My words document (currently) is as follows (example)
{
"date": "date it was inserted"
"reported": 0,
"image_id": "image id"
"image_name": "image name"
"user": "user _id"
"word": "awesome"
}
The words will be duplicated so that each word can be associated to a user...
Problem: I need to perform a Mongo query to allow me to know the most used words (to describe an image) that were not created by a given user. (to meet point 3. above)
I've seen MapReduce algorithm, but from what I read there are a couple of issues with it:
- Can't sort results (I can order from the most used to less used)
- In millions of documents it can have a large processing time.
- Can't limit the number of the results returned
I've thought about running a task at a given time each day to store on a document (in a different collection) the list the rank of words that a given user hasn't used to describe the given image.
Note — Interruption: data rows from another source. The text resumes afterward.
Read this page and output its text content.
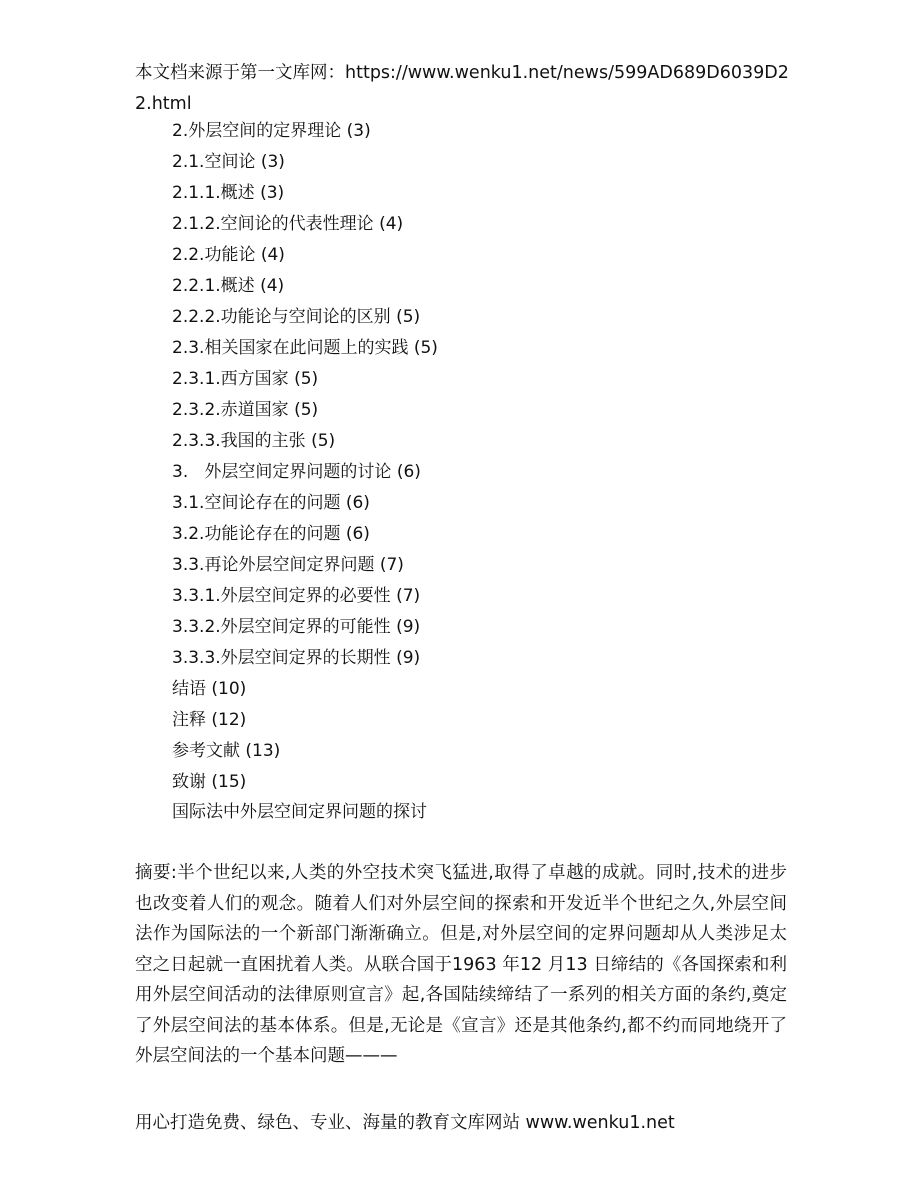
本文档来源于第一文库网：https://www.wenku1.net/news/599AD689D6039D22.html
2.外层空间的定界理论 (3)
2.1.空间论 (3)
2.1.1.概述 (3)
2.1.2.空间论的代表性理论 (4)
2.2.功能论 (4)
2.2.1.概述 (4)
2.2.2.功能论与空间论的区别 (5)
2.3.相关国家在此问题上的实践 (5)
2.3.1.西方国家 (5)
2.3.2.赤道国家 (5)
2.3.3.我国的主张 (5)
3.   外层空间定界问题的讨论 (6)
3.1.空间论存在的问题 (6)
3.2.功能论存在的问题 (6)
3.3.再论外层空间定界问题 (7)
3.3.1.外层空间定界的必要性 (7)
3.3.2.外层空间定界的可能性 (9)
3.3.3.外层空间定界的长期性 (9)
结语 (10)
注释 (12)
参考文献 (13)
致谢 (15)
国际法中外层空间定界问题的探讨
摘要:半个世纪以来,人类的外空技术突飞猛进,取得了卓越的成就。同时,技术的进步也改变着人们的观念。随着人们对外层空间的探索和开发近半个世纪之久,外层空间法作为国际法的一个新部门渐渐确立。但是,对外层空间的定界问题却从人类涉足太空之日起就一直困扰着人类。从联合国于1963 年12 月13 日缔结的《各国探索和利用外层空间活动的法律原则宣言》起,各国陆续缔结了一系列的相关方面的条约,奠定了外层空间法的基本体系。但是,无论是《宣言》还是其他条约,都不约而同地绕开了外层空间法的一个基本问题———
用心打造免费、绿色、专业、海量的教育文库网站 www.wenku1.net
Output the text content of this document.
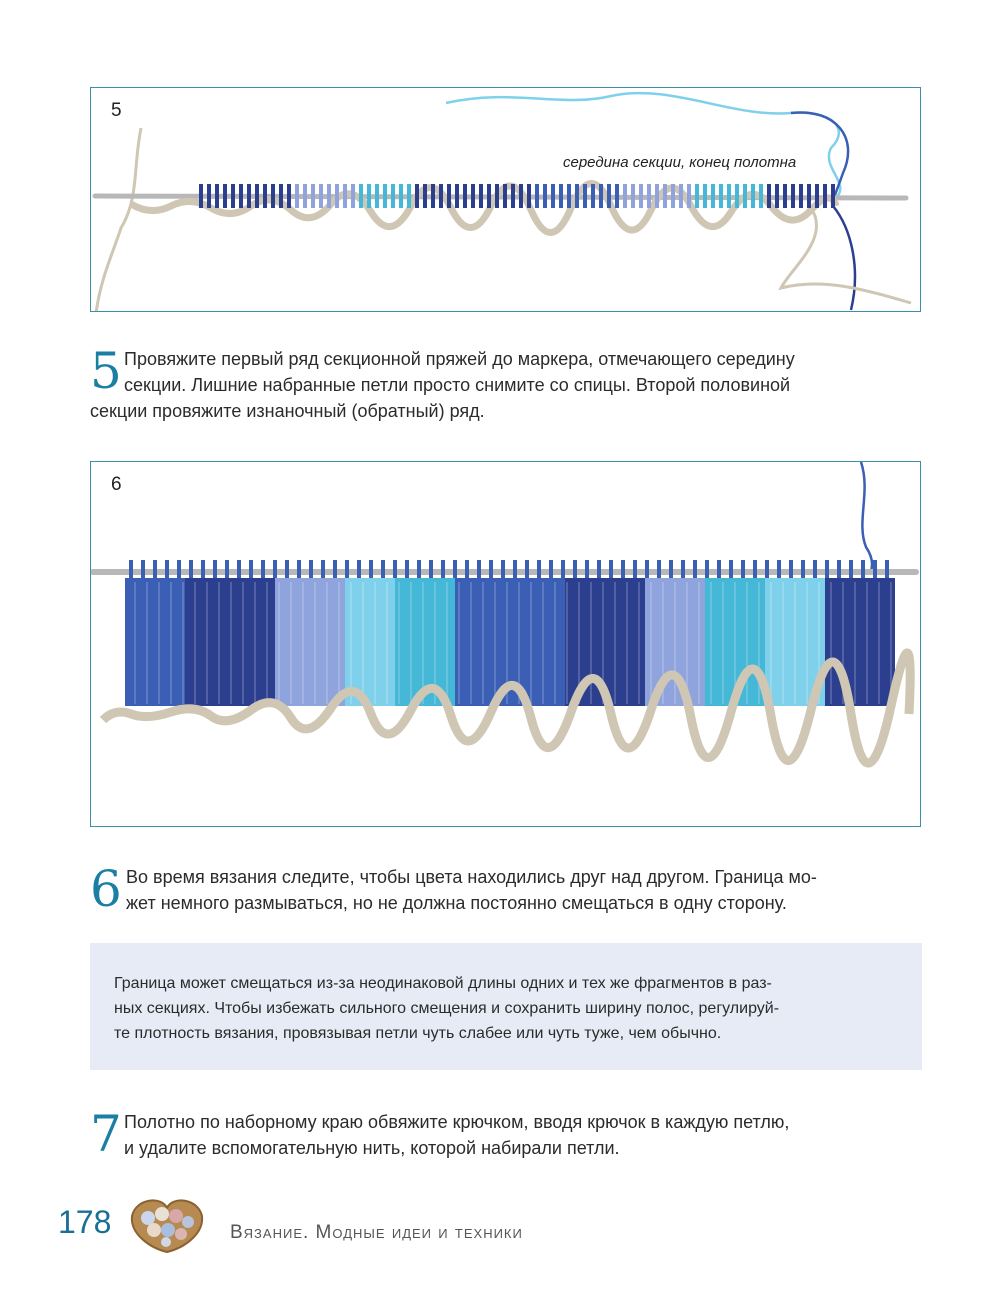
5
середина секции, конец полотна
5 Провяжите первый ряд секционной пряжей до маркера, отмечающего середину
секции. Лишние набранные петли просто снимите со спицы. Второй половиной
секции провяжите изнаночный (обратный) ряд.
6
6 Во время вязания следите, чтобы цвета находились друг над другом. Граница мо-
жет немного размываться, но не должна постоянно смещаться в одну сторону.
Граница может смещаться из-за неодинаковой длины одних и тех же фрагментов в раз-
ных секциях. Чтобы избежать сильного смещения и сохранить ширину полос, регулируй-
те плотность вязания, провязывая петли чуть слабее или чуть туже, чем обычно.
7 Полотно по наборному краю обвяжите крючком, вводя крючок в каждую петлю,
и удалите вспомогательную нить, которой набирали петли.
178	Вязание. Модные идеи и техники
I would have to limit this to 300 results or something (any idea on a proper limit??) Something like:
{
user_id: "the user id"
[
{word: test, count: 1000},
{word: test2, count: 980},
{word: etc, count: 300}
]
}
Problems I see with this solution are:
- Results would have quite a delay which is not desirable.
- Server loads while generating this documents for all users can spike (I actually know very little about this in Mongo so this is just an assumption)
Maybe my approach doesn't make any sense... And maybe my lack of experience in Mongo is pointing me at the wrong "schema design".
Any idea of what could be a good approach for this kind of problem?
Sorry for the big post and thanks for your time and help!
João